Authentication Bypass Issue in Apple Game Center
Cybersecurity experts recently discovered a vulnerability in the open-source project Parse Server, which is available on GitHub. The software provides push notifications for macOS, iOS, tvOS, and Android devices. A further probe into the Parse Server vulnerability revealed an authentication bypass in Apple Game Center.
Reportedly, Parse Server versions before 4.10.11/5.0.0/5.2.2 led to a validation issue in Apple Game Center. The Game Center is Apple’s social gaming platform and includes real-time multiplayer play and leaderboards. This Apple vulnerability has been tracked as CVE-2022-31083 and awarded a CVSS severity score of 8.6. The vulnerability leads to an unsuccessful validation of Apple Game Center’s security certificate. No privileges are required for this attack, and the complexity recorded is low.
To ensure cybersecurity, a patch has been released for the Parse Server vulnerability in version 4.10.11/5.2.2. Apple users are advised to patch their devices immediately to avoid this threat.
Two New Hacking Campaigns Detected in Ukraine
Ukrainian cybersecurity experts recently uncovered two new hacking campaigns. One of these uses a fraudulent tax collection document impersonating the national tax agency, and the other uses a malicious document describing the threat of Russian-led nuclear attacks. Experts at CERT-UA released a notice warning of malicious Word documents titled “Imposition of penalties” from the State Tax Service of Ukraine. This document would open a Cobalt Strike Beacon and give attackers access to the target system.
The CERT-UA experts attributed the attack vector to a cyberattack group called UAC-0098, which showed links to TrickBot and was involved in a few other attacks on Ukrainian entities. The second attack used malicious code in a text file to launch the CredoMap malware. This attack has been pinned down to the APT28 or Fancy Bear group, a renowned Russian military intelligence hacking group. The attack has been tracked as CVE-2022-30190 and allows adversaries to take full control of an infected system.
Combined Efforts Helped Dismantle a Cybercrime Group
In a recent cross-border operation conducted by Europol in collaboration with the Belgian and Dutch police, the forces successfully dismantled an organized crime group. The criminal group involved multiple phishing, money laundering, and fraud scams. As part of the operation, cybersecurity experts made nine arrests and 24 house searches in the Netherlands. They also seized firearms, ammunition, electronic devices, cryptocurrency, jewelry, and cash from these houses.

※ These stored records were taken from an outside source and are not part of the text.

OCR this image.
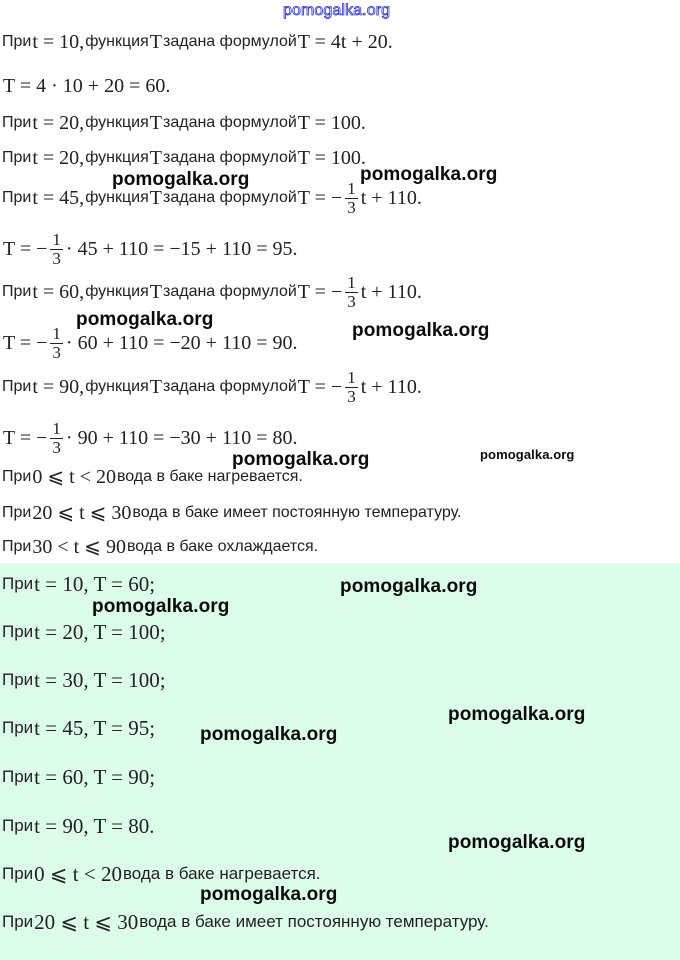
При t = 10, функция T задана формулой T = 4t + 20.
T = 4 · 10 + 20 = 60.
При t = 20, функция T задана формулой T = 100.
При t = 20, функция T задана формулой T = 100.
При t = 45, функция T задана формулой T = − $\frac{1}{3}$ t + 110.
T = − $\frac{1}{3} \cdot 45 + 110 = -15 + 110 = 95$.
При t = 60, функция T задана формулой T = − $\frac{1}{3}$ t + 110.
T = − $\frac{1}{3} \cdot 60 + 110 = -20 + 110 = 90$.
При t = 90, функция T задана формулой T = − $\frac{1}{3}$ t + 110.
T = − $\frac{1}{3} \cdot 90 + 110 = -30 + 110 = 80$.
При 0 ⩽ t < 20 вода в баке нагревается.
При 20 ⩽ t ⩽ 30 вода в баке имеет постоянную температуру.
При 30 < t ⩽ 90 вода в баке охлаждается.
При t = 10, T = 60;
При t = 20, T = 100;
При t = 30, T = 100;
При t = 45, T = 95;
При t = 60, T = 90;
При t = 90, T = 80.
При 0 ⩽ t < 20 вода в баке нагревается.
При 20 ⩽ t ⩽ 30 вода в баке имеет постоянную температуру.
pomogalka.org
pomogalka.org	pomogalka.org
pomogalka.org
pomogalka.org
pomogalka.org	pomogalka.org
pomogalka.org
pomogalka.org
pomogalka.org
pomogalka.org
pomogalka.org
pomogalka.org
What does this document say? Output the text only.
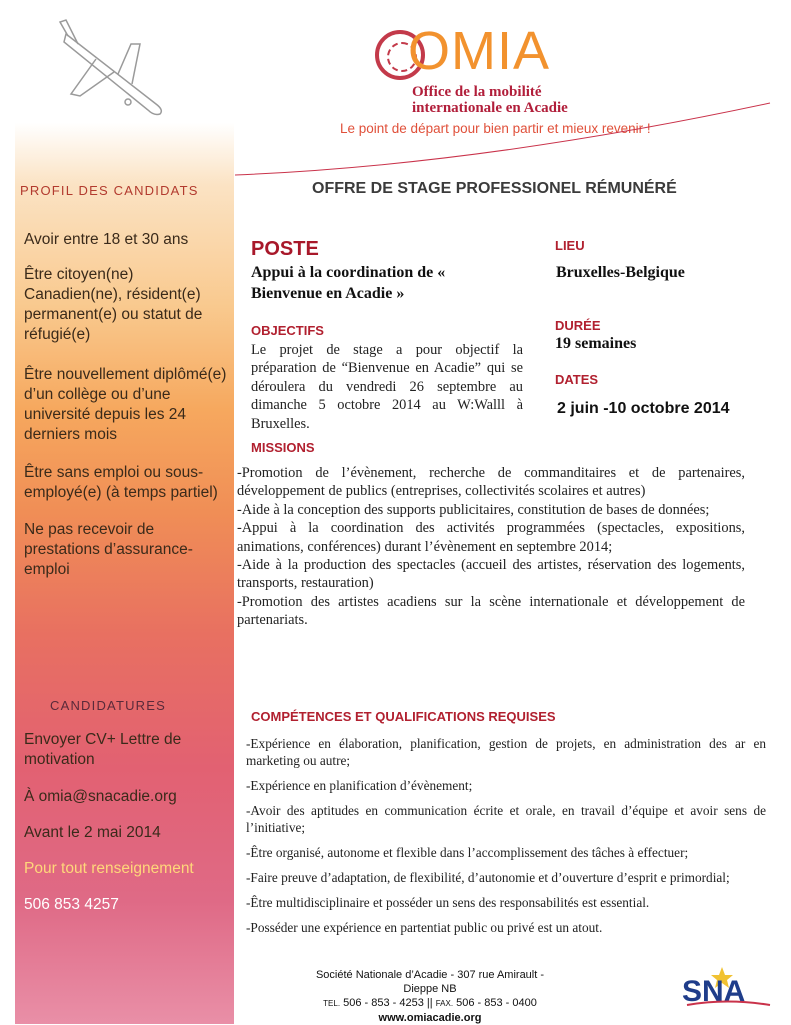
PROFIL DES CANDIDATS
Avoir entre 18 et 30 ans
Être citoyen(ne) Canadien(ne), résident(e) permanent(e) ou statut de réfugié(e)
Être nouvellement diplômé(e) d’un collège ou d’une université depuis les 24 derniers mois
Être sans emploi ou sous-employé(e) (à temps partiel)
Ne pas recevoir de prestations d’assurance-emploi
CANDIDATURES
Envoyer CV+ Lettre de motivation
À omia@snacadie.org
Avant le 2 mai 2014
Pour tout renseignement
506 853 4257
OMIA
Office de la mobilité
internationale en Acadie
Le point de départ pour bien partir et mieux revenir !
OFFRE DE STAGE PROFESSIONEL RÉMUNÉRÉ
POSTE
Appui à la coordination de « Bienvenue en Acadie »
LIEU
Bruxelles-Belgique
OBJECTIFS
Le projet de stage a pour objectif la préparation de “Bienvenue en Acadie” qui se déroulera du vendredi 26 septembre au dimanche 5 octobre 2014 au W:Walll à Bruxelles.
DURÉE
19 semaines
DATES
2 juin -10 octobre 2014
MISSIONS
-Promotion de l’évènement, recherche de commanditaires et de partenaires, développement de publics (entreprises, collectivités scolaires et autres)
-Aide à la conception des supports publicitaires, constitution de bases de données;
-Appui à la coordination des activités programmées (spectacles, expositions, animations, conférences) durant l’évènement en septembre 2014;
-Aide à la production des spectacles (accueil des artistes, réservation des logements, transports, restauration)
-Promotion des artistes acadiens sur la scène internationale et développement de partenariats.
COMPÉTENCES ET QUALIFICATIONS REQUISES
-Expérience en élaboration, planification, gestion de projets, en administration des ar en marketing ou autre;
-Expérience en planification d’évènement;
-Avoir des aptitudes en communication écrite et orale, en travail d’équipe et avoir sens de l’initiative;
-Être organisé, autonome et flexible dans l’accomplissement des tâches à effectuer;
-Faire preuve d’adaptation, de flexibilité, d’autonomie et d’ouverture d’esprit e primordial;
-Être multidisciplinaire et posséder un sens des responsabilités est essential.
-Posséder une expérience en partentiat public ou privé est un atout.
Société Nationale d’Acadie - 307 rue Amirault - Dieppe NB
TEL. 506 - 853 - 4253 || FAX. 506 - 853 - 0400
www.omiacadie.org
SNA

The adversaries would use text messages and emails to contact victims and send messages with phishing links. These links would lead victims to a fake banking website where they would unsuspectingly enter their banking credentials. The cyber experts investigating the breaches noted that the hackers have already stolen millions of euros using this scheme. These hackers were also found to be associated with firearms and drug trafficking.
DDoS Attack Interrupts the Russian Economic Forum
A DDoS attack interrupted the proceedings of the recent Russian Economic Forum in St. Petersburg. The 25th Petersburg International Economic Forum is Russia’s response to the Davos World Economic Forum. The incident occurred last Friday, which delayed the Russian Premier, Vladimir Putin’s speech by around 100 minutes.
Cybersecurity experts noted that the DDoS attack disrupted the Russian government’s admissions and accreditation systems. So far, Russia has not held any particular hacker group or individual responsible for the attack, but the attack had visible disruptive effects on the forum. For instance, poor internet connectivity issues were observed even during the premier’s speech.